E também na Colômbia tem havido uma saudável determinação em restringir o uso de telemóveis na sala de aula. De facto, em maio, 27 escolas associadas à UNCOLI (União de Escolas Internacionais de Bogotá) anunciaram uma restrição ao uso de dispositivos móveis (telemóveis, relógios inteligentes e dispositivos semelhantes). A restrição abrangeria todo o horário escolar, incluindo o tempo que os alunos passam nos percursos escolares.
A declaração
dizia: “Acreditamos firmemente na importância de oferecer aos nossos
alunos uma pausa dos dispositivos digitais, dando-lhes a oportunidade de viver
pelo menos 8 horas por dia livres das influências negativas desses
dispositivos. [...] Existe um consenso claro entre todos nós sobre o impacto
negativo dos dispositivos móveis no ambiente educativo e, acima de tudo, no
bem-estar dos estudantes”. A UNCOLI salienta que a investigação existente “é
conclusiva e mostra que a presença destes dispositivos durante o dia escolar
tem efeitos adversos na saúde mental, contribui para o desenvolvimento de
comportamentos aditivos, reduz a qualidade das interacções sociais, diminui o
interesse pela atividade física, aumenta o bullying e o cyberbullying, bem como
gera uma diminuição significativa do desempenho académico”.
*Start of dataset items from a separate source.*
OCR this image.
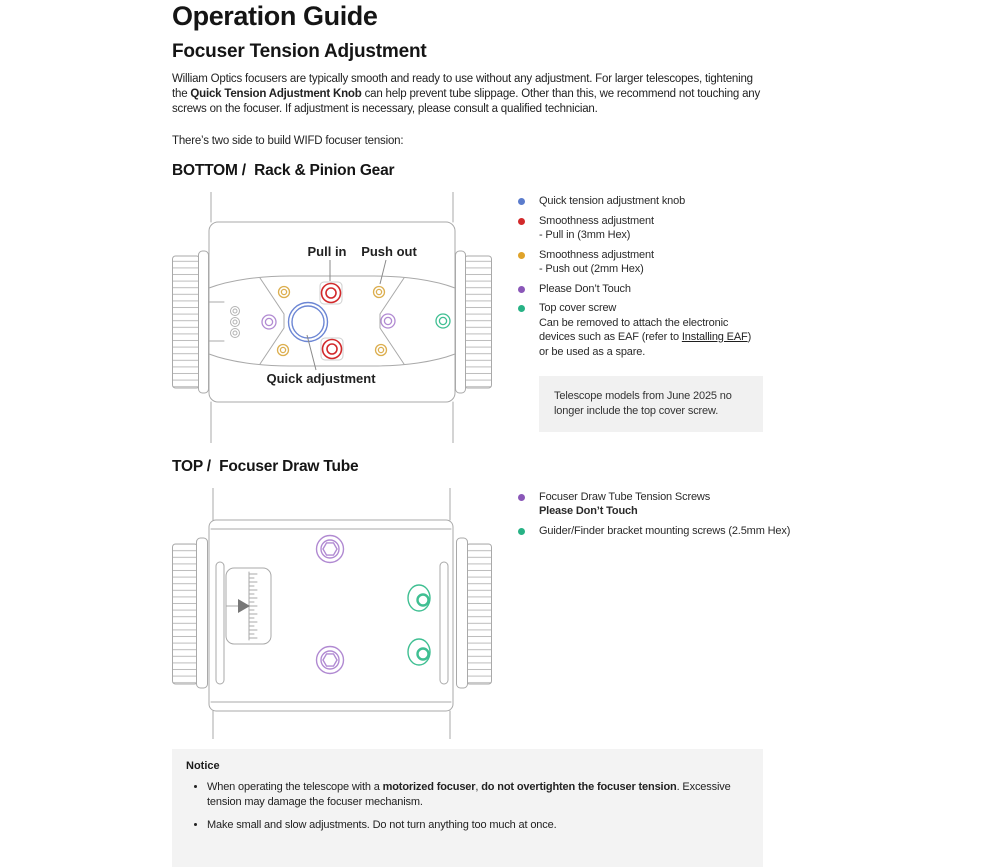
Operation Guide
Focuser Tension Adjustment

William Optics focusers are typically smooth and ready to use without any adjustment. For larger telescopes, tightening the Quick Tension Adjustment Knob can help prevent tube slippage. Other than this, we recommend not touching any screws on the focuser. If adjustment is necessary, please consult a qualified technician.

There’s two side to build WIFD focuser tension:

BOTTOM /  Rack & Pinion Gear
Pull in Push out
Quick adjustment
Quick tension adjustment knob
Smoothness adjustment
- Pull in (3mm Hex)
Smoothness adjustment
- Push out (2mm Hex)
Please Don’t Touch
Top cover screw
Can be removed to attach the electronic devices such as EAF (refer to Installing EAF) or be used as a spare.
Telescope models from June 2025 no longer include the top cover screw.
TOP /  Focuser Draw Tube
Focuser Draw Tube Tension Screws
Please Don’t Touch
Guider/Finder bracket mounting screws (2.5mm Hex)
Notice
• When operating the telescope with a motorized focuser, do not overtighten the focuser tension. Excessive tension may damage the focuser mechanism.
• Make small and slow adjustments. Do not turn anything too much at once.
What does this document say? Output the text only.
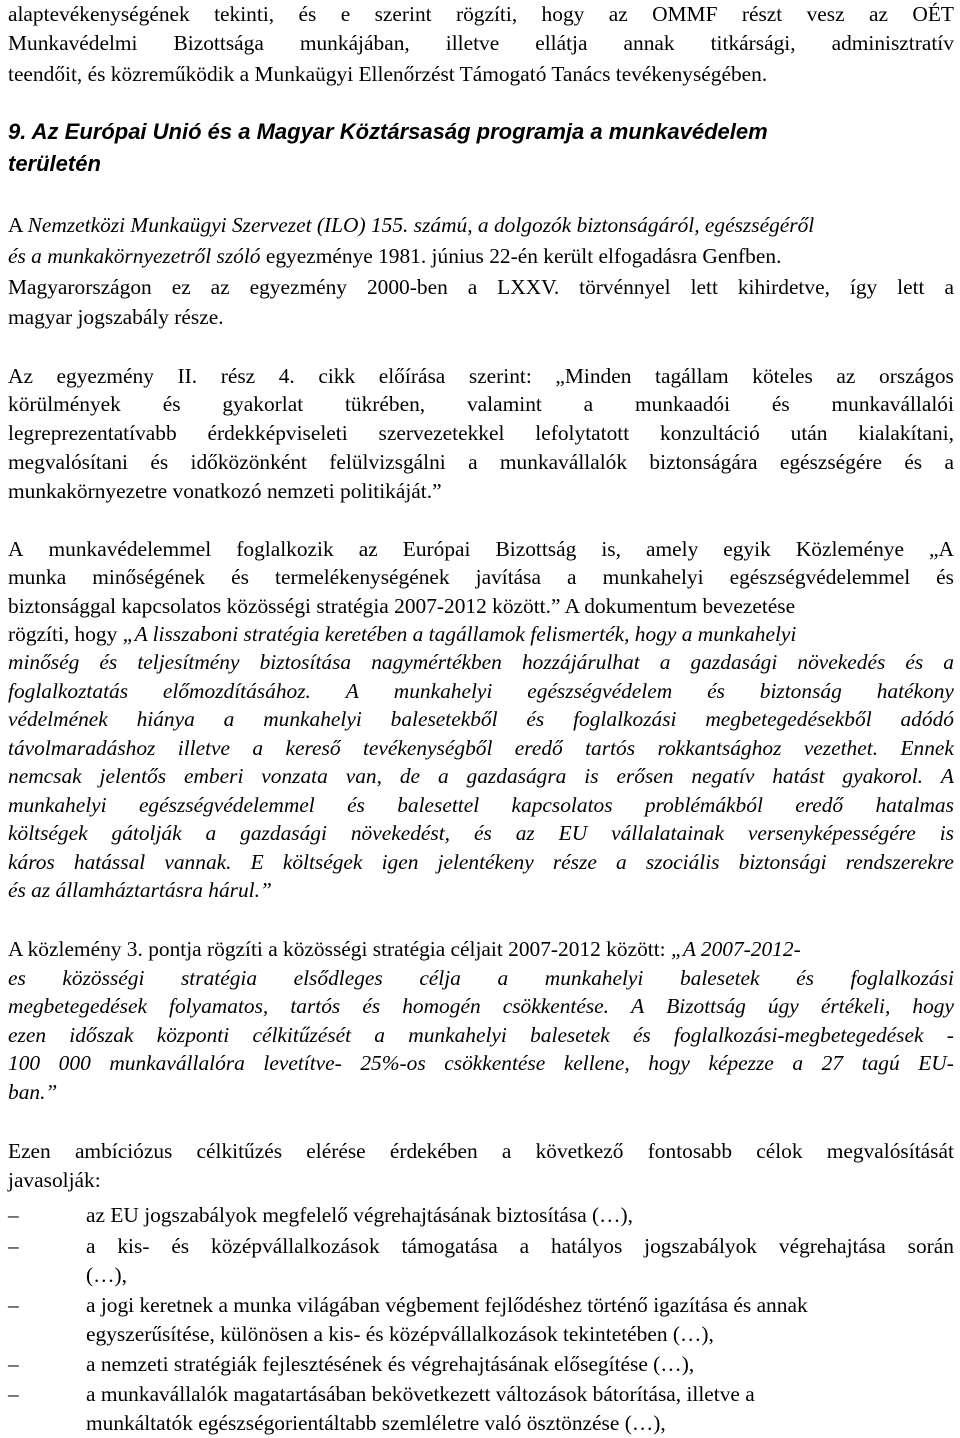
alaptevékenységének tekinti, és e szerint rögzíti, hogy az OMMF részt vesz az OÉT

Munkavédelmi Bizottsága munkájában, illetve ellátja annak titkársági, adminisztratív

teendőit, és közreműködik a Munkaügyi Ellenőrzést Támogató Tanács tevékenységében.

9. Az Európai Unió és a Magyar Köztársaság programja a munkavédelem
területén

A Nemzetközi Munkaügyi Szervezet (ILO) 155. számú, a dolgozók biztonságáról, egészségéről

és a munkakörnyezetről szóló egyezménye 1981. június 22-én került elfogadásra Genfben.

Magyarországon ez az egyezmény 2000-ben a LXXV. törvénnyel lett kihirdetve, így lett a

magyar jogszabály része.

Az egyezmény II. rész 4. cikk előírása szerint: „Minden tagállam köteles az országos

körülmények és gyakorlat tükrében, valamint a munkaadói és munkavállalói

legreprezentatívabb érdekképviseleti szervezetekkel lefolytatott konzultáció után kialakítani,

megvalósítani és időközönként felülvizsgálni a munkavállalók biztonságára egészségére és a

munkakörnyezetre vonatkozó nemzeti politikáját.”

A munkavédelemmel foglalkozik az Európai Bizottság is, amely egyik Közleménye „A

munka minőségének és termelékenységének javítása a munkahelyi egészségvédelemmel és

biztonsággal kapcsolatos közösségi stratégia 2007-2012 között.” A dokumentum bevezetése

rögzíti, hogy „A lisszaboni stratégia keretében a tagállamok felismerték, hogy a munkahelyi

minőség és teljesítmény biztosítása nagymértékben hozzájárulhat a gazdasági növekedés és a

foglalkoztatás előmozdításához. A munkahelyi egészségvédelem és biztonság hatékony

védelmének hiánya a munkahelyi balesetekből és foglalkozási megbetegedésekből adódó

távolmaradáshoz illetve a kereső tevékenységből eredő tartós rokkantsághoz vezethet. Ennek

nemcsak jelentős emberi vonzata van, de a gazdaságra is erősen negatív hatást gyakorol. A

munkahelyi egészségvédelemmel és balesettel kapcsolatos problémákból eredő hatalmas

költségek gátolják a gazdasági növekedést, és az EU vállalatainak versenyképességére is

káros hatással vannak. E költségek igen jelentékeny része a szociális biztonsági rendszerekre

és az államháztartásra hárul.”

A közlemény 3. pontja rögzíti a közösségi stratégia céljait 2007-2012 között: „A 2007-2012-

es közösségi stratégia elsődleges célja a munkahelyi balesetek és foglalkozási

megbetegedések folyamatos, tartós és homogén csökkentése. A Bizottság úgy értékeli, hogy

ezen időszak központi célkitűzését a munkahelyi balesetek és foglalkozási-megbetegedések -

100 000 munkavállalóra levetítve- 25%-os csökkentése kellene, hogy képezze a 27 tagú EU-

ban.”

Ezen ambíciózus célkitűzés elérése érdekében a következő fontosabb célok megvalósítását

javasolják:

–	az EU jogszabályok megfelelő végrehajtásának biztosítása (…),

–	a kis- és középvállalkozások támogatása a hatályos jogszabályok végrehajtása során

(…),

–	a jogi keretnek a munka világában végbement fejlődéshez történő igazítása és annak

egyszerűsítése, különösen a kis- és középvállalkozások tekintetében (…),

–	a nemzeti stratégiák fejlesztésének és végrehajtásának elősegítése (…),

–	a munkavállalók magatartásában bekövetkezett változások bátorítása, illetve a

munkáltatók egészségorientáltabb szemléletre való ösztönzése (…),
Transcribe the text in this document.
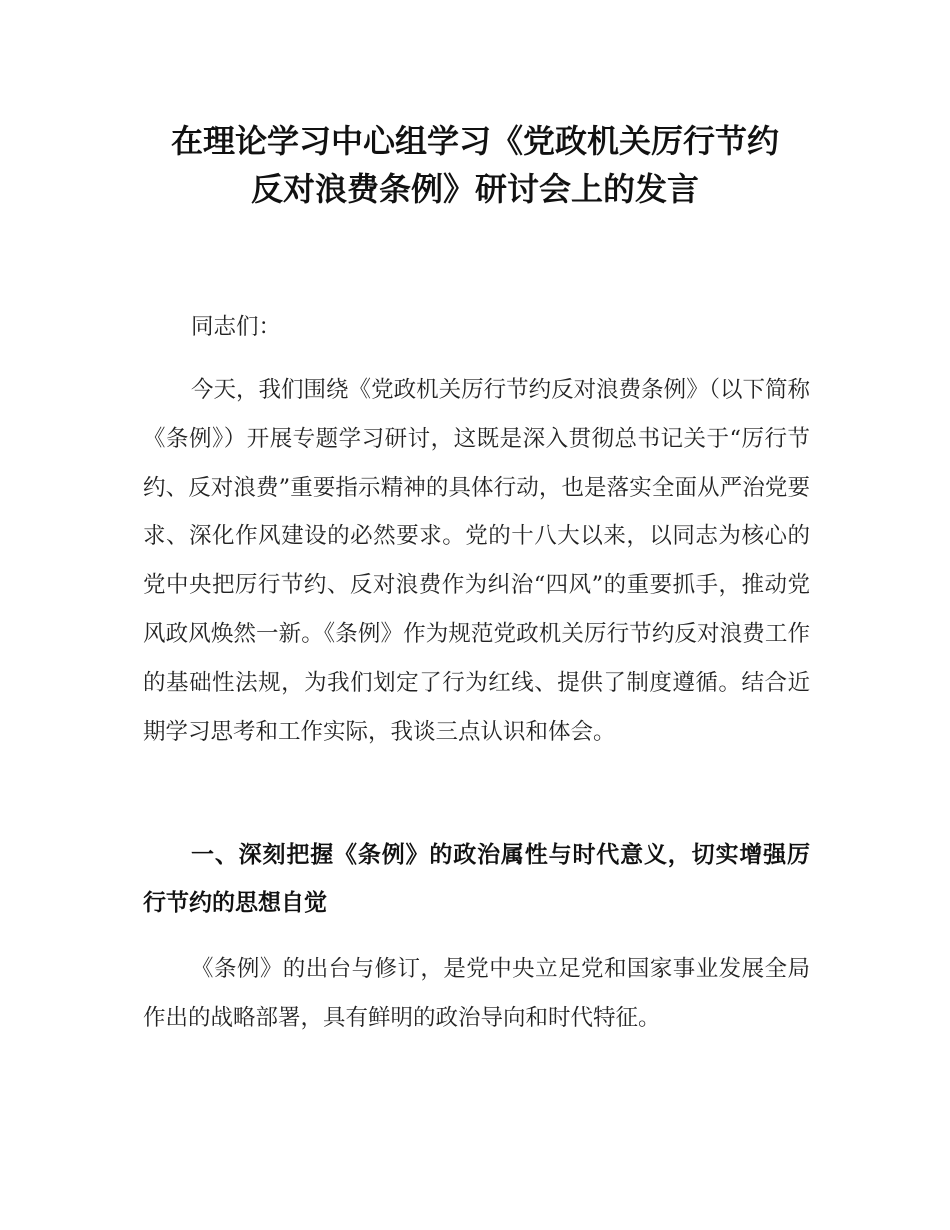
在理论学习中心组学习《党政机关厉行节约
反对浪费条例》研讨会上的发言

同志们：

今天，我们围绕《党政机关厉行节约反对浪费条例》（以下简称《条例》）开展专题学习研讨，这既是深入贯彻总书记关于“厉行节约、反对浪费”重要指示精神的具体行动，也是落实全面从严治党要求、深化作风建设的必然要求。党的十八大以来，以同志为核心的党中央把厉行节约、反对浪费作为纠治“四风”的重要抓手，推动党风政风焕然一新。《条例》作为规范党政机关厉行节约反对浪费工作的基础性法规，为我们划定了行为红线、提供了制度遵循。结合近期学习思考和工作实际，我谈三点认识和体会。

一、深刻把握《条例》的政治属性与时代意义，切实增强厉行节约的思想自觉

《条例》的出台与修订，是党中央立足党和国家事业发展全局作出的战略部署，具有鲜明的政治导向和时代特征。
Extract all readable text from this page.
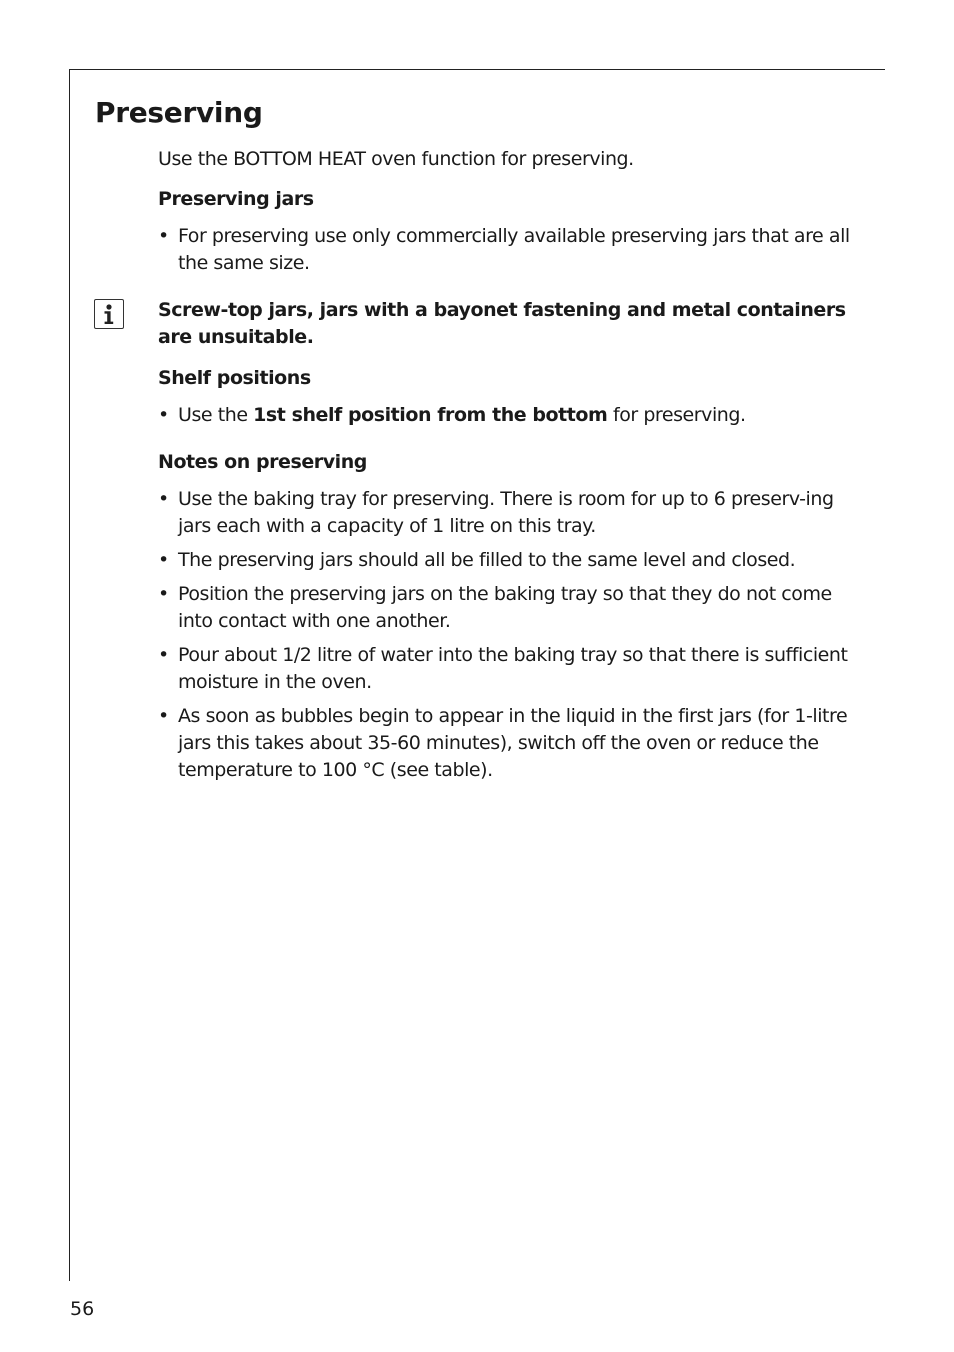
Preserving

Use the BOTTOM HEAT oven function for preserving.

Preserving jars

• For preserving use only commercially available preserving jars that are all the same size.

Screw-top jars, jars with a bayonet fastening and metal containers are unsuitable.

Shelf positions

• Use the 1st shelf position from the bottom for preserving.

Notes on preserving

• Use the baking tray for preserving. There is room for up to 6 preserv-ing jars each with a capacity of 1 litre on this tray.
• The preserving jars should all be filled to the same level and closed.
• Position the preserving jars on the baking tray so that they do not come into contact with one another.
• Pour about 1/2 litre of water into the baking tray so that there is sufficient moisture in the oven.
• As soon as bubbles begin to appear in the liquid in the first jars (for 1-litre jars this takes about 35-60 minutes), switch off the oven or reduce the temperature to 100 °C (see table).
56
Esta é uma determinação de um grupo de escolas públicas, mas que
deveria ser seriamente considerada pela comunidade educativa, sobretudo a
ligada ao sector público, para abrir a discussão sobre os efeitos nefastos da
pandemia digital entre crianças e jovens, uma questão sobre a qual as pessoas
não querem pensar, fruto do fetichismo do smartphone que se instalou no mundo
atual.
Não é surpreendente que seja nas escolas onde estudam os filhos dos
supermilionários de Bogotá e da Colômbia que o uso de telemóveis tenha sido
restringido, porque em Silicon Valley, como vimos, os gurus do sector tecnológico
proíbem o uso de telemóveis em casa antes dos 14 anos e matriculam os seus
filhos em escolas onde são ensinados de forma convencional: com giz, quadro,
cadernos e textos em papel.
Mas isto indica um outro aspeto, menos mencionado, que deve ser
sublinhado: como empresários, os gurus da informática falam maravilhas
dos aparelhos que vendem – escondendo consciente, premeditada e desonestamente
os seus efeitos negativos – enquanto que, como pais, e querendo ser bons pais,
recusam que os seus filhos utilizem estes aparelhos na infância e na juventude,
para evitar os problemas que eles trazem e para não os prejudicar para o resto
das suas vidas.
Isto indica que, num sector dos gurus da informática, existe a
consciência do efeito destrutivo do smartphone, mas eles agem com a lógica
criminosa de envenenar uma grande parte da humanidade e de manter os seus
familiares afastados deste perigo tóxico.